— Да вроде как чего это они хворост грязный свой нам под ноги понакидали, разговаривают с нами дерзко и, дескать, недостаточно низко нам кланяются!
— Что, серьезно?!
— Абсолютно, — подтвердила Настя. Похоже, она снова начала сердиться, заново вспоминая все детали произошедшего. — Я сначала думала, может быть он шутит так, ну мало ли. Оказывается, нет. Представь себе: он, значит, у нас тут великий Бессмертный, а они так — сплюснутый народец, грязь под ногами! Так прямо и ляпнул. А я стою и не знаю даже, чего сказать — мне и за себя стыдно, и за него, я готова была прямо сквозь землю там провалиться.
— Зачем же он так? Они же такие хорошие! — расстроилась Малиновская. — Слушай, я с ним сама обязательно об этом поговорю. А дварфы чего?
— Они очень огорчились и сказали, что он злой и нехороший, — ответила Настя после некоторого колебания. — И я его поскорее оттуда утащила, пока он им ещё каких-нибудь гадостей не наговорил. Надо было с тобой вообще остаться. В следующий раз никуда не пойду с ним гулять, пусть сам ходит куда хочет, делает чего хочет, а меня таким образом я не дам очернять, пусть даже и в глазах дварфов, — сердито закончила она.
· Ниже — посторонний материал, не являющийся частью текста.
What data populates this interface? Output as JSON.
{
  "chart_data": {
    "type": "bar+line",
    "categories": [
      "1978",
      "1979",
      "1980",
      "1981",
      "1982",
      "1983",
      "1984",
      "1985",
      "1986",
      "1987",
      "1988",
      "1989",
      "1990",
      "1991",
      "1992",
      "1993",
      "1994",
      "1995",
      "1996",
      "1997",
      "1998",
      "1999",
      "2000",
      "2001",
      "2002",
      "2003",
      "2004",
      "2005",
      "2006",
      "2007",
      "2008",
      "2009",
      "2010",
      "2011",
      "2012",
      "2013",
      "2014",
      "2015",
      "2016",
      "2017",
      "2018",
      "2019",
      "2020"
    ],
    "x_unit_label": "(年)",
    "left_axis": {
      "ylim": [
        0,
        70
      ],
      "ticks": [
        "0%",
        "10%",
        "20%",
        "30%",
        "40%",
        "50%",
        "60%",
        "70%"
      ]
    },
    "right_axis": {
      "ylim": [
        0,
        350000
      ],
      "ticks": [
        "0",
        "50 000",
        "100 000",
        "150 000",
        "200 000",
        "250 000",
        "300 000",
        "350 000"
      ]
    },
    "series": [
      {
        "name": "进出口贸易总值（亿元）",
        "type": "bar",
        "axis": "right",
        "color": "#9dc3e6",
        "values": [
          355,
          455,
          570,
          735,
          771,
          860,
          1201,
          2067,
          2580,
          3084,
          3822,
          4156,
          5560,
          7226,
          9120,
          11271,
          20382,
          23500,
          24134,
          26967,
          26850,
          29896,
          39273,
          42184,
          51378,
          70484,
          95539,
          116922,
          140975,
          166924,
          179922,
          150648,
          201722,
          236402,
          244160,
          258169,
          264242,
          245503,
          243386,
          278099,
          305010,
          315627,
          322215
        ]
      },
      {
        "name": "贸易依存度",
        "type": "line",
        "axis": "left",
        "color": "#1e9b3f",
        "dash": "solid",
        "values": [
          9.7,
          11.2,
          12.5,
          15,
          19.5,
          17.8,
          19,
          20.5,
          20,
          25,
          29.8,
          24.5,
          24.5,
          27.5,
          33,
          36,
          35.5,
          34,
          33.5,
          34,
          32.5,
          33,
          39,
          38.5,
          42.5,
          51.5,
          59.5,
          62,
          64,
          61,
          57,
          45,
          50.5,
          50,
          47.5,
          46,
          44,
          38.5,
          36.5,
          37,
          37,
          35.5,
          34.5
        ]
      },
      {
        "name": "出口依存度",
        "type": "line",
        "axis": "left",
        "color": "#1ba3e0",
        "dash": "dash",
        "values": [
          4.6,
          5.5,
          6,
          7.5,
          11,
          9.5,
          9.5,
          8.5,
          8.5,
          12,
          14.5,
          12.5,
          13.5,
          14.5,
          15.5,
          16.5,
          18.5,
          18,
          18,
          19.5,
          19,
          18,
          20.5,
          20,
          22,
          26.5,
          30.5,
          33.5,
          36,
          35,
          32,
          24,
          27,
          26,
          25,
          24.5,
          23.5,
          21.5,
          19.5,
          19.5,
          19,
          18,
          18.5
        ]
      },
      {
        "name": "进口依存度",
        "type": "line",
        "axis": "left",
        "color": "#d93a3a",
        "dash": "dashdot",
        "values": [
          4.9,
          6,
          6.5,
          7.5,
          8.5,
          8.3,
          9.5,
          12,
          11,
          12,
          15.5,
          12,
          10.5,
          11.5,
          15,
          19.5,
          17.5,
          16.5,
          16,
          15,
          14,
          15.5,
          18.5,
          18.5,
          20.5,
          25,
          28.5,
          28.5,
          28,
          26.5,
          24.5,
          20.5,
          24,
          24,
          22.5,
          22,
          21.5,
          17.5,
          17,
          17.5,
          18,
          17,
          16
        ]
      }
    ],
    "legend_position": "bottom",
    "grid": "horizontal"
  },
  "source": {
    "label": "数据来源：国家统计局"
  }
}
— Слушай, у него реально иногда крыша едет, по-моему, — Маша поджала губы, разглядывая коричневые листья, лежащие по краям тропинки. Ей тоже было очень обидно за дварфов. Ей вообще всегда было обидно за любую несправедливость, но в этой ситуации особенно, потому что теоретически она могла её предотвратить. По крайней мере, она твердо решила поговорить по этому поводу с Евгеном.
— Мания величия это называется, — сказала Настасья, как бы подводя итог рассуждениям, — ладно, не хочу больше это обсуждать, — она остановилась и подняла голову. — О, смотри-ка — вот и Старый Клён!
Действительно, за обсуждением девушки и не заметили, как дошли до Старого Клёна — значит, большая часть пути уже была пройдена, и до Нифльхейма оставалось совсем чуть-чуть.
— Здравствуйте! — громко крикнула Маша, задрав голову.
Кажется, Клён крепко спал, а может быть просто о чем-то глубоко задумался, прежде чем встрепенуться и открыть свои желтые, задумчивые глаза.
— О, здравствуйте, мои дорогие! — пророкотал он. — Очень рад вас видеть. Впрочем, как и всегда. Но почему вас только двое? Что-то стряслось? Неужто какое-то лихо разделило Авалон?
— Не беспокойтесь, всё в порядке, — поспешила унять его тревогу Малиновская. — Просто у нас начались индивидуальные тренировки, а все остальные слишком устали, чтобы сегодня прийти. Вот мы и шагаем вдвоем с Настькой потихоньку.
— М-м-м, ну что же, тогда я желаю вам удачи, — ответил Клён. — Удачи и терпения. Оно вам сегодня понадобится, в этом нет сомнения, — он глубоко вздохнул, — как быстро летит время — вроде бы только что вы падали от страха, встретившись со мной, а вот теперь уже идёте к новым вершинам магии, и мне кажется, будто я знаю вас давным-давно…
Спустя примерно четверть часа Мария стояла посреди волнующегося моря зелёной травы и с некоторой тревогой смотрела в сторону Нифльхейма: по древнему тракту, ведущему к воротам каменной твердыни, шли, всё более удаляясь от неё, Флавиус и Настасья. Из-за того, что у её подруги оказалась очень специфическая магия — стекло — ни Сильфида, ни Флавиус не смогли ей подобрать что-либо подходящее для тренировки на открытом воздухе. Поэтому, в связи с наложенными ограничениями, Насте предстояло постигать азы высшей магии в одном из многочисленных залов замка — там для неё уже все было подготовлено: дварфы насобирали из своих несметных кладовых целую кучу ненужной стеклянной посуды. Настасье относительно повезло — горные дварфы были искусными стекольными мастерами, выдувая из расплавленной породы любые формы и цвета, делая невероятно красивые, изумительные предметы из стекла. Конечно же, за множество веков у них накопились огромные количества ненужных вещей — в основном, разумеется, посуды, — а иначе бы Флавиусу пришлось поломать голову и изобрести нечто более изощренное для того, чтобы его сегодняшняя ученица могла постигать основы своей стекольной магии и развивать её.